Boredom- What Does it Mean? May 16, 2017 21:07
This one word can get a ground swell going in no time flat. One parent can complain to another that their child is bored in math class and the rest become concerned. Then they ask their child, "Are you bored in math?" Of course, the answer is going to be yes in most cases. This then feeds the fears that boredom is a sign schools are not challenging their chldren. The fact is, a challenging program can feel like boredom to a child who doesnt' understand the definition of boredom.
When asked what they felt was boring, each student had a different definition. The following are a few of things that my students defined as boring: not having video games to play, having to wait for parents completing tasks, eating alone, not having television to watch, hard math problems, having to write in class, sitting for too long, listening to someone else talk, learning something I learned before, when I am tired, and when I have read every book there is to read in my house and on the internet.

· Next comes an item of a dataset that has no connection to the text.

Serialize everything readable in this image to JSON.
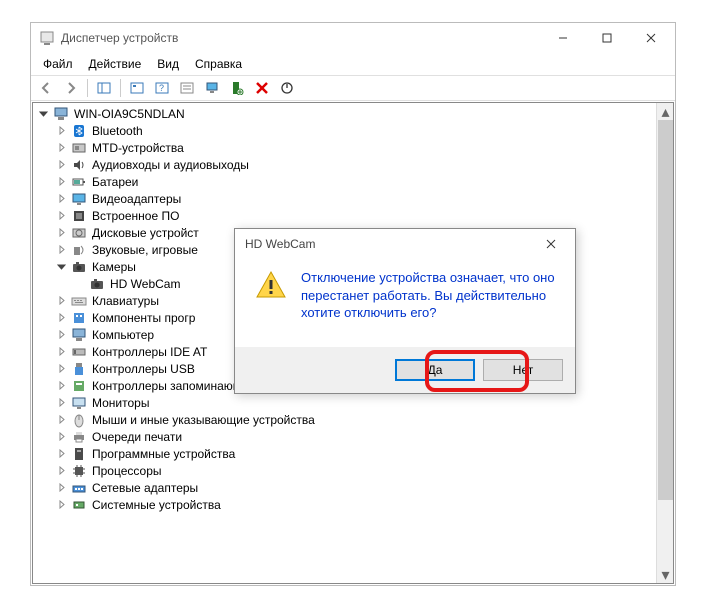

Children and parents are working with two different definitions. The children are defining a feeling connected with nothing to entertain them. Parents are responding to what they think is programing that is not stimulating.
What are we really looking when it comes to boredom? It's more a lack of interest. Who's responsibility is it to create interest. One can lead a horse to water, but can not make them drink. Teachers can provide a stimulating program and high interest lessons, but we can't create interest on the part of the student. That is solely their responsibility. Recognizing what bored feels like to the student and accepting responsibility for changing the feeling will stop the use of this word.
When students use this word to define how they are feeling, it is helpful for parents to clarify what their children why. The following is an example of how to help students idenitfy what they really mean by boring.
Teacher: "Why are you not completing your written assignments,
John: "I'm bored with writing."
Teacher: Is there a subject you don't find boring?"
John: "I love math."
Teacher: "Why don't you find math boring?
John: "Because it is fun."
Teacher: "Is it fun becasue it comes easily to you?"
Teacher: "So, is writing boring because it is hard?"
Teacher: "What I am hearing is when work is hard, you are calling the feeling you are experiencing as boring, but wouldn't be clearer if you said it was hard?"
Teacher: "When you have that feeling in the future, instead of going off into lala land or talking to your classmates, come to me and tell me you are stuck, and I can help you figure out ways to make writing easier for you."